Sustainability reports should be con- cerned only with covering the material issues that really matter to the business and exclude information that is extraneous. They also should not duck bad news. To be credible, a miner’s corporate responsibility report must cover the challenges faced as well as the successes. If there are controversies, such as negative press reports or community disputes, then these need to be addressed head-on and explained in the context of how future performance will be affected.

Companies also need to ‘work the data’. ESG information should be presented both as absolute data (such as total greenhouse-gas (GHG) emissions) and also as data by measure of business activity (such as GHG emissions for each ton of mineral extracted). It helps investors to both compare performance with peers and take a view on the effectiveness of management and operational efficiency.

Investors need to change too. Many are stuck in a groove that puts ESG factors down as an ‘externality’ which will not unduly bother the company in question. This is an old-fashioned view and, as society and regulators get to grips with a changing climate and changing global demographics, the financial impact of ESG factors is becoming ever more pronounced.

Investors also need to standardise. There are now more than 100 rating organisations that benchmark corporate sustainability performance for investors and each uses a host of criteria, yielding differing results. This could change if initiatives such as the Global Initiative for Sustainability Ratings (GISR) can help to create a more unified corporate-sustainability ratings standard.

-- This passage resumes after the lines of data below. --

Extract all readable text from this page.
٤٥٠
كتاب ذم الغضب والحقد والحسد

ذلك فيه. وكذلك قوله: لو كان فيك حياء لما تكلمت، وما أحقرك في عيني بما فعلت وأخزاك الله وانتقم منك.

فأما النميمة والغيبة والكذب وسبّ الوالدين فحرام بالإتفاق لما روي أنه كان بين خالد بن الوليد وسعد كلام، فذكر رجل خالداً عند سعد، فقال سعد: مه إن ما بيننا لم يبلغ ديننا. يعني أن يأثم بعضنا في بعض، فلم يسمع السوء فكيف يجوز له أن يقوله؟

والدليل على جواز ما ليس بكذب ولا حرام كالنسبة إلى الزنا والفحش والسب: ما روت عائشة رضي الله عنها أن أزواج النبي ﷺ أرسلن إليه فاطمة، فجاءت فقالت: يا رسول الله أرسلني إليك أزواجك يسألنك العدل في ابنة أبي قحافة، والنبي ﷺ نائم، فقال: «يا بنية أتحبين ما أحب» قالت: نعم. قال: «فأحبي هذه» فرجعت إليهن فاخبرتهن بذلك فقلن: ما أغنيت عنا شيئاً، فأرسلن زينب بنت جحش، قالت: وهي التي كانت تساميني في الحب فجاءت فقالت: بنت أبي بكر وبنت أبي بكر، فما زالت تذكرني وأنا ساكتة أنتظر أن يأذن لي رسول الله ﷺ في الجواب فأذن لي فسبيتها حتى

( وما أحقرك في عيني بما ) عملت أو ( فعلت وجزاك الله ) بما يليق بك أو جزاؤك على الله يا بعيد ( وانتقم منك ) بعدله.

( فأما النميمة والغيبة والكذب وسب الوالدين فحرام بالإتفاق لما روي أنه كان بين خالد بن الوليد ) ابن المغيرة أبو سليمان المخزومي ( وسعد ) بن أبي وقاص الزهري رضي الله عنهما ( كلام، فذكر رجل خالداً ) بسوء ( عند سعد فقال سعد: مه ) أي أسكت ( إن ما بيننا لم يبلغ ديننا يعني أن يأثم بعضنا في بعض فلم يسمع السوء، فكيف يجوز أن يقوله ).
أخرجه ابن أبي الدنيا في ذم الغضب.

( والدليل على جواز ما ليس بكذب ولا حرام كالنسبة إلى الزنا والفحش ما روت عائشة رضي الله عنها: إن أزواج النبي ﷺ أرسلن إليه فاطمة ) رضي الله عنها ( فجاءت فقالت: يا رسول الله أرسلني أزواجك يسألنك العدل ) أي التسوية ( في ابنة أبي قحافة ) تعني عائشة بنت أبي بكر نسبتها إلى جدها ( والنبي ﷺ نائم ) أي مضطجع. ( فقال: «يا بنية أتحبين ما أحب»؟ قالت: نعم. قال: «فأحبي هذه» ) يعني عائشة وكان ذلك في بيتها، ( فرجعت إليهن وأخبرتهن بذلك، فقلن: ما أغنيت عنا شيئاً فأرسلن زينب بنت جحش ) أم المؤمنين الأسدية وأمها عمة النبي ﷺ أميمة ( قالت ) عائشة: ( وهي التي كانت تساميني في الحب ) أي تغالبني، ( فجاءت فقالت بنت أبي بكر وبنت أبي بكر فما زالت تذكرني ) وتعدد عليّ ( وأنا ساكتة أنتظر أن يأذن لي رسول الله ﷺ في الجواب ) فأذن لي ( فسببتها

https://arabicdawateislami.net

Evolution for CSR Reporting

Better reporting will help turn a vicious circle into a virtuous circle.

In the past, investors were typically inter- ested in financial performance only, and not in how a mine managed environmental, labour and community issues. This, in turn, disincentivised companies from improving these areas. Now, however, investors, ratings agencies and developments like the GISR are ensuring capital markets reward strong corporate sustainability performance with the capital and credit it deserves. To ensure they benefit, responsible miners need to ensure not only that ESG factors are managed, but that this management is effectively communicated.

Improved sustainability reporting that clearly communicates how mining companies are managing the ESG issues material to them is an important evolutionary step that companies cannot afford not to take.